La ricetta di Pittini è investire da vent’anni in formazione
Ma quale tipo di formazione li trattiene? Che ruolo possono avere i leader?
In un contesto mutevole come questo la sola formazione tecnica per “imparare a fare” non è sufficiente. Le persone talentuose sanno di avere di più da dare e si aspettano che l’azienda lo riconosca; anche con piani di sviluppo professionale ben definiti e di welfare costruiti su misura per le loro esigenze. Ai capi si richiede di essere “vicini” ai propri collaboratori con un approccio forse più simile a quello di un coach, che sappia ascoltare, riconoscere e valorizzare le caratteristiche della persona, il suo talento (appunto).
A tale costanza è dedicato anche l’impegno formativo del Gruppo Pittini che, con oltre 3 milioni di tonnellate di acciaio prodotto all’anno, è il primo produttore italiano di acciai lunghi destinati all’edilizia e all’industria meccanica. Stabilimenti produttivi e filiali commerciali presenti in diversi Paesi europei e un valore dell’esportazione pari al 70%, fanno del Gruppo Pittini un’importante realtà internazionale.
Uno dei suoi punti di forza nell’attrazione di nuovi talenti è rappresentato da una consolidata tradizione formativa. La sua corporate school, Officina Pittini per la Formazione (OPF), è nata già nel 2003.

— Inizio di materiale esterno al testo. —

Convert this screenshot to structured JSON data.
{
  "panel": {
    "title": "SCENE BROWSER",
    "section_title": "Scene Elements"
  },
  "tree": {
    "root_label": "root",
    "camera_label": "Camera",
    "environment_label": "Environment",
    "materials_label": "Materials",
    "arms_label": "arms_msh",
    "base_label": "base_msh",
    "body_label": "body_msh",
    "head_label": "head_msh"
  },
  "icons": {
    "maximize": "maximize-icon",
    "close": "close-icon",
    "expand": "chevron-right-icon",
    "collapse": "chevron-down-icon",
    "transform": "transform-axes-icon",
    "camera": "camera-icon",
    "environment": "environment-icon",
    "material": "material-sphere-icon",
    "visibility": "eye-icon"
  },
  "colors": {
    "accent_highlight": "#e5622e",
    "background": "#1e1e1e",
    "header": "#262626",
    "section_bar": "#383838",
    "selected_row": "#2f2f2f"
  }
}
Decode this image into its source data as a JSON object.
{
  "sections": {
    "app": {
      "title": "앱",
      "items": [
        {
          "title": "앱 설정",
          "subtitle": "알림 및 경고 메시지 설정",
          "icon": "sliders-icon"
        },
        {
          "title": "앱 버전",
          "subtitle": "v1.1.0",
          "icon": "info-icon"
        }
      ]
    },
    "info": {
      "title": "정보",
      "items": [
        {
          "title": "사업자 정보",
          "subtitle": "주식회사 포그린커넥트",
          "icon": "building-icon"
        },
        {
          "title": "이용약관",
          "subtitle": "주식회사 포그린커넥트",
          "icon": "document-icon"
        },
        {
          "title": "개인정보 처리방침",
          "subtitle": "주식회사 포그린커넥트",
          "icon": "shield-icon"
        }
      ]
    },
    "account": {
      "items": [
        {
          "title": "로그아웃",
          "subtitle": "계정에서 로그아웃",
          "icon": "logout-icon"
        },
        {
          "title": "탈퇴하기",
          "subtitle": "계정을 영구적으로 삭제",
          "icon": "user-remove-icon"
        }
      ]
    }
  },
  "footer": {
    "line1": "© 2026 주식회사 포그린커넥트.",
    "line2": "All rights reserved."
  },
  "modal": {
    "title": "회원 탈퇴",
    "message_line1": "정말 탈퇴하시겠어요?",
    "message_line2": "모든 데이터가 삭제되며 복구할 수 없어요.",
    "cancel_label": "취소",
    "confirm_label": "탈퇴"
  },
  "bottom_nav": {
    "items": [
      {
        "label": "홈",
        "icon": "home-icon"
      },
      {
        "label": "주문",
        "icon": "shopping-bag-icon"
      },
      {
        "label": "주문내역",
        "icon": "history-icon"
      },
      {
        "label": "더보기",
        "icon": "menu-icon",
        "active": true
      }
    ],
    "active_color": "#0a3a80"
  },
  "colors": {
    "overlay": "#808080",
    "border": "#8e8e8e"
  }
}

«Ci ha guidati una visione – spiega Micaela Di Giusto, Responsabile Gestione e Sviluppo Risorse Umane di Gruppo Pittini e anche presidente di OPF – che è aderente al nostro modo di fare impresa: da un lato, offrire gli strumenti di crescita ai collaboratori del Gruppo – una volta entrati e nel corso del tempo – dall’altro, attrarre talenti dall’esterno, aprendo le porte di OPF al territorio; stretto, per esempio, è il legame con scuole e realtà formative della Regione Friuli Venezia Giulia e del territorio nazionale».
Who's Who
Micaela Di Giusto
Responsabile Gestione e Sviluppo Risorse Umane di Gruppo Pittini e anche presidente di OPF
Frequentare i corsi, anche online attraverso la piattaforma My OPF, non è vissuta come un’imposizione aziendale ma come un’abitudine positiva, utile primariamente alla persona e all’arricchimento del suo bagaglio di conoscenze. Un paradigma che è chiaramente evoluto nel corso del tempo: basti pensare alle caratteristiche di un settore come quello siderurgico, tipicamente manifatturiero e abituato a metodologie formative più tradizionali.
«Formare internamente ci permette sia di valutare meglio le competenze acquisite sia di svilupparne di nuove – chiarisce Di Giusto – per quelli che saranno i ruoli a tendere delle persone. Grazie a questa visione lungimirante, i contenuti proposti non sono mai solo tecnici – ambiti in cui l’addestramento on the job e l’affiancamento intergenerazionale hanno un valore molto importante – ma anche trasversali: pensiamo alle soft skill. Le persone sono il nostro capitale più prezioso e lo scambio di competenze è un valore estremamente arricchente. Lo consideriamo strategico a tutti i livelli e lo ritroviamo nell’intero arco dell’esperienza in azienda».